Minnie Vale field day puts spotlight on erosion

A field day for landholders and stakeholders dedicated to reducing soil erosion on farming properties was held at Minnie Vale Station in the Don River Catchment in North Queensland this week.

Presented by Greening Australia in partnership with the Department of Agriculture and Fisheries, the Sustainable Productive Pastures II event addressed issues such as understanding soil properties, renovating techniques and pasture and legume varieties specific to Bowen soils, gully remediation work and how reducing erosion can have economic benefits.

It also showcased the gully erosion works of phase two of the Australian Government’s Reef Trust project – The Don River Catchment Sediment Reduction Project – which has been underway in the region for the past two years.
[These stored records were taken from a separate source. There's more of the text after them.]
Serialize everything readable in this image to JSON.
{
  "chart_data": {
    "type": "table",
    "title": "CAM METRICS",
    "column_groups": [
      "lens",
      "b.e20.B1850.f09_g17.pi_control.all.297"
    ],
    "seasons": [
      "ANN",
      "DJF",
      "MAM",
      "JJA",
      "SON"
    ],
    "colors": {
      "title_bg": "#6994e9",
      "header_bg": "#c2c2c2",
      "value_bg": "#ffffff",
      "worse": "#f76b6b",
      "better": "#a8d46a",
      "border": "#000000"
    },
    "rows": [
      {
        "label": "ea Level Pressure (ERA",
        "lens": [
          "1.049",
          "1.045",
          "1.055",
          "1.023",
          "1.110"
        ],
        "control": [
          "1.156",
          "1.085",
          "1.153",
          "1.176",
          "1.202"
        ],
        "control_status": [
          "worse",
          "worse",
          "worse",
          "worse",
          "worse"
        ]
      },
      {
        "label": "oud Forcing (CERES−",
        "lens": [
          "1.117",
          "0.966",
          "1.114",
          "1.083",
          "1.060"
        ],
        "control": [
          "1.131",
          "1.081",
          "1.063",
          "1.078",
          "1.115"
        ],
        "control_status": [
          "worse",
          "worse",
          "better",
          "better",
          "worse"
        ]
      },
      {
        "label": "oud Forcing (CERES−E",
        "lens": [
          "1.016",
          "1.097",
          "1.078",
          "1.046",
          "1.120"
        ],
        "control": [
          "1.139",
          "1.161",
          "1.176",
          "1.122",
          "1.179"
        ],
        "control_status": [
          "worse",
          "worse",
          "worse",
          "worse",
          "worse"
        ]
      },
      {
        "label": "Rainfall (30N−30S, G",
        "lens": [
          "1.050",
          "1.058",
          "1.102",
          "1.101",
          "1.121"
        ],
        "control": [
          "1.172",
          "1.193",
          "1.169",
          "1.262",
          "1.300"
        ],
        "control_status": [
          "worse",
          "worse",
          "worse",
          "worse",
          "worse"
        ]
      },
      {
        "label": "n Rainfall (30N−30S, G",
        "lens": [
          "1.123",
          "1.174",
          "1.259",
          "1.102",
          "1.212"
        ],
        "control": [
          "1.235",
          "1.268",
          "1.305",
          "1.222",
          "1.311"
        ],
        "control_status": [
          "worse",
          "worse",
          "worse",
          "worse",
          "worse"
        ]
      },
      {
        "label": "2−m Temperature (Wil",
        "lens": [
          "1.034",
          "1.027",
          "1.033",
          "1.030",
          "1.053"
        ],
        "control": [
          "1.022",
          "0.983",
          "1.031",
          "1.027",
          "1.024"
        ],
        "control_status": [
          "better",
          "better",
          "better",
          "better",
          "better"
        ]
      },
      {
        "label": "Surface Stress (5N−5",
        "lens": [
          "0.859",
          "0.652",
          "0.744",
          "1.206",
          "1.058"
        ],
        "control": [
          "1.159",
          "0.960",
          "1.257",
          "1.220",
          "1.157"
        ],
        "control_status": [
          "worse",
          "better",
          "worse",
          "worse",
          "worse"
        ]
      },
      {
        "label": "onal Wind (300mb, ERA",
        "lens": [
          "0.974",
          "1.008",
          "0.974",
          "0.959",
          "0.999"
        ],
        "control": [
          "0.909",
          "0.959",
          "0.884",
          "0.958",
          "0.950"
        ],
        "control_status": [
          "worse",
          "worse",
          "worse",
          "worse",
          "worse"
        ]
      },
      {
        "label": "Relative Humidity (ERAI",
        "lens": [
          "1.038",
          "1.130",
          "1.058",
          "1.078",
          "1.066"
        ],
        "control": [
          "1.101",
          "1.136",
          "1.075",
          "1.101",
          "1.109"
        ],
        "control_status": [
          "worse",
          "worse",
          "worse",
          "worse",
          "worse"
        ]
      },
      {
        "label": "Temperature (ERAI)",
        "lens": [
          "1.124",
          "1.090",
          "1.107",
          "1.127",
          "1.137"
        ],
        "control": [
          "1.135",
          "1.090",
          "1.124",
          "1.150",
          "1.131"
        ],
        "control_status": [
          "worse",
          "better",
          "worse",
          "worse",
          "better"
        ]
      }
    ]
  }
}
Learnings from this phase will be used in a new phase of Reef Trust work that will restore a further 400ha of high priority eroding gullies in the region over the coming years.

Greening Australia Science and Programs Leader Eastern Region, Dr Lynise Wearne said the field day was an opportunity for landholders and stakeholders to engage, ask questions and look at ways to improve pasture management that would have widespread benefits including reducing the amount of fine sediment that flows through waterways out on to the Great Barrier Reef.

“By working with landholders and stakeholders we can make a significant impact on the quality of water flowing out to the reef,” Dr Wearne said.

“Through innovative techniques in reducing erosion and through strong partnerships, we are making real positive changes that will have widespread impacts at sea.”

Department of Agriculture and Fisheries (DAF) beef extension officer Jim Fletcher said the

Minnie Vale site was making use of a number of renovation techniques to remediate what had been a fairly run-down paddock of low yield Indian couch.

“The techniques include ripping, offsetting, seeding with pasture and legume varieties, and the use of strategic fertiliser regimes based on geo-referenced soil tests,” Mr Fletcher said.

“We invited a small number of graziers (within the local area) to come and have a look at the initial response to the treatments.

“We are now seeing results with a massive amount of forage being grown – this has actually worked very well and shows the productive potential of the soil.

“This project is all about demonstrating the benefits of adopting best practice management and letting graziers know about the variety of methods available to improve and rehabilitate pasture and subsequently to improve land condition.

“Improved land condition in turn leads to improved business profitability and better environmental outcomes, so it’s a win- win all round.